If you plan on attending graduate school, typically you submit your applications in the fall semester of your senior year. This means that you should consider starting an Independent Study or practicum in the fall semester of your junior year, meaning you need to sign up during the last semester of your sophomore year. This will give you enough time to gain lots of valuable experience and if you do a good job your faculty mentor can write a letter of recommendation for you. If you want to start earlier, feel free to do so as long as you meet the proper requirements.
Do I have to work in the same lab every time I do an Independent Study?
No, but it would be in your best interest to stay in a lab for more than one semester. This will give you an opportunity to fully learn the fine points of that particular discipline. Also, assuming you do a good job, this will be a way to get a great letter of recommendation. In fact, some professors will only accept students who commit to two semesters in their lab.
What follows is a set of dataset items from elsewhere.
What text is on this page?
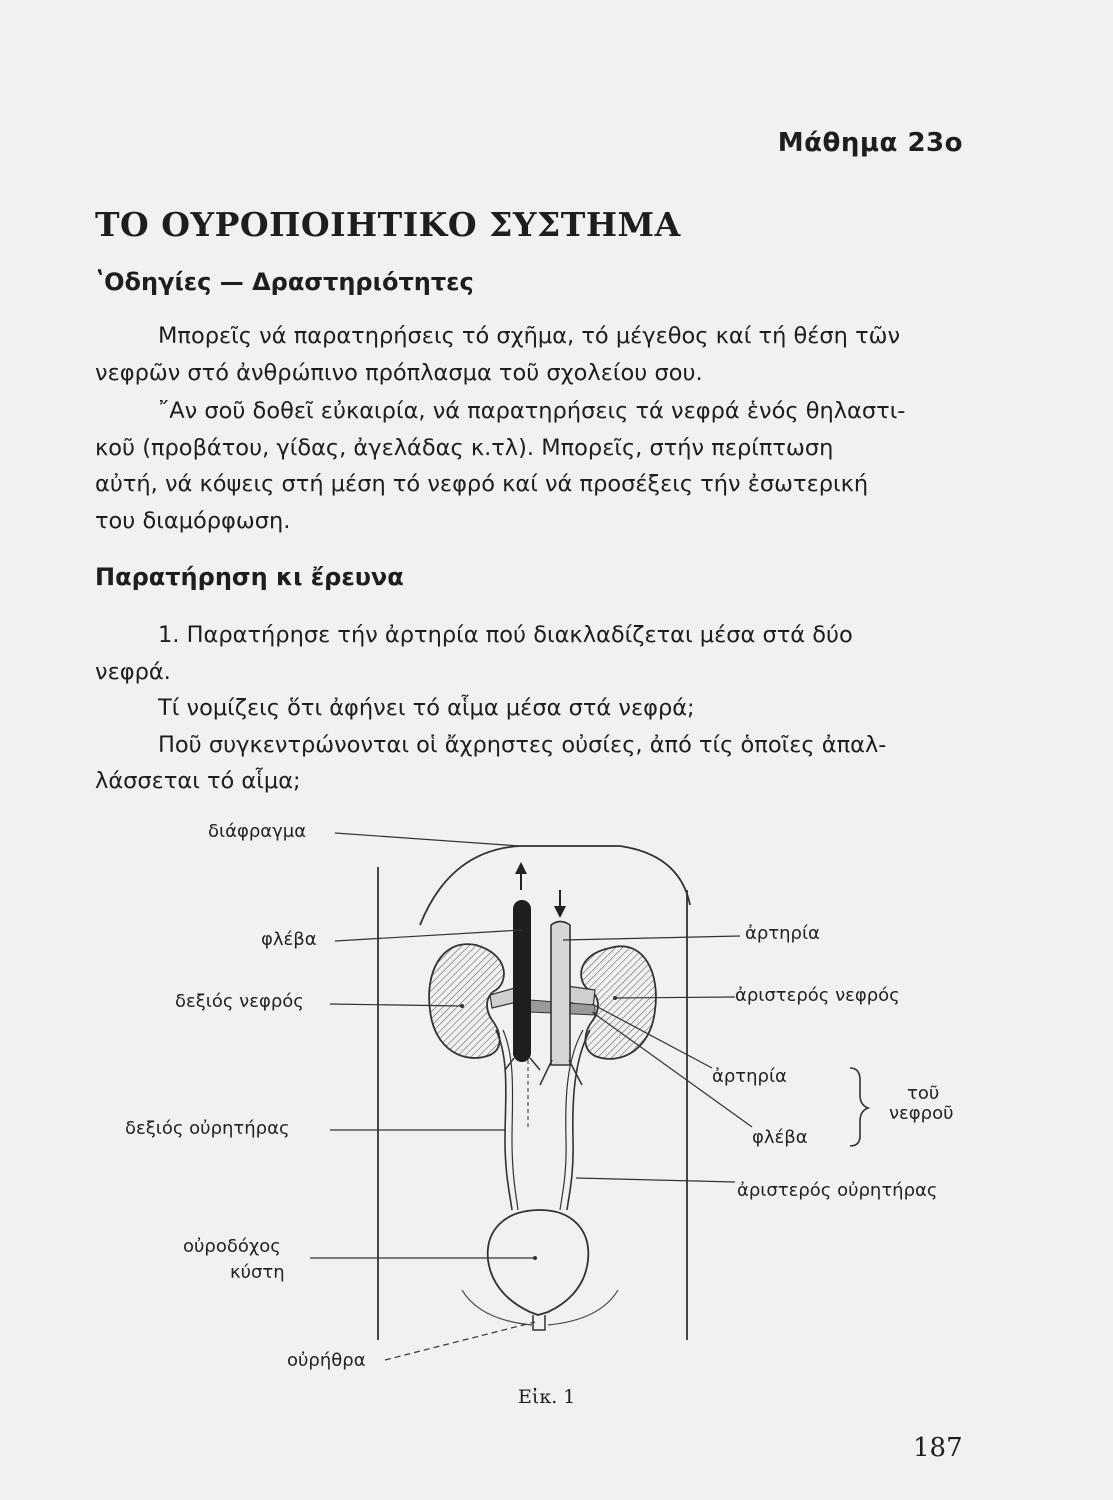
Μάθημα 23ο
ΤΟ ΟΥΡΟΠΟΙΗΤΙΚΟ ΣΥΣΤΗΜΑ
ʽΟδηγίες — Δραστηριότητες
Μπορεῖς νά παρατηρήσεις τό σχῆμα, τό μέγεθος καί τή θέση τῶν
νεφρῶν στό ἀνθρώπινο πρόπλασμα τοῦ σχολείου σου.
῎Αν σοῦ δοθεῖ εὐκαιρία, νά παρατηρήσεις τά νεφρά ἑνός θηλαστι-
κοῦ (προβάτου, γίδας, ἀγελάδας κ.τλ). Μπορεῖς, στήν περίπτωση
αὐτή, νά κόψεις στή μέση τό νεφρό καί νά προσέξεις τήν ἐσωτερική
του διαμόρφωση.
Παρατήρηση κι ἔρευνα
1. Παρατήρησε τήν ἀρτηρία πού διακλαδίζεται μέσα στά δύο
νεφρά.
Τί νομίζεις ὅτι ἀφήνει τό αἷμα μέσα στά νεφρά;
Ποῦ συγκεντρώνονται οἱ ἄχρηστες οὐσίες, ἀπό τίς ὁποῖες ἀπαλ-
λάσσεται τό αἷμα;
διάφραγμα
φλέβα
δεξιός νεφρός
δεξιός οὐρητήρας
οὐροδόχος
κύστη
οὐρήθρα
ἀρτηρία
ἀριστερός νεφρός
ἀρτηρία
φλέβα
τοῦ
νεφροῦ
ἀριστερός οὐρητήρας
Εἰκ. 1
187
However, if you started early enough you could work in several labs before you graduated and of course, if you find you are no longer interested in that research you can switch to another lab for the next semester.
What can I do to present my research?
There are multiple opportunities to present research that you have helped to conduct. Within the psychology department every spring we have the Undergraduate Research Showcase. Students can either present posters or give talks to other psychology students and faculty. On a university wide level you can present at the annual Discovery Day held each spring. Here you compete against students of other disciplines for best talk or poster. Psychology students always do an amazing job and have won many awards. Click this Discovery Day link to see a list of the psychology students who have won awards during the last three years. This is your chance to really stand out and be appreciated as a top student at USC! In addition, you can even present your research at larger regional conferences such as Southeastern Psychological Association or national conferences such as American Psychological Association! Of course, presenting your research in any of these venues would look great on your job or graduate school application!
For those interested in neuroscience you can submit your research for publication in Impulse, an online journal specifically for undergraduates. The journal itself is run by undergraduates and in fact the current editor-in-chief is a psychology student here at USC! Likewise you can attend the Synapse conference where you can meet other undergraduates interested in neuroscience and receive feedback of your work by prominent researchers in the field.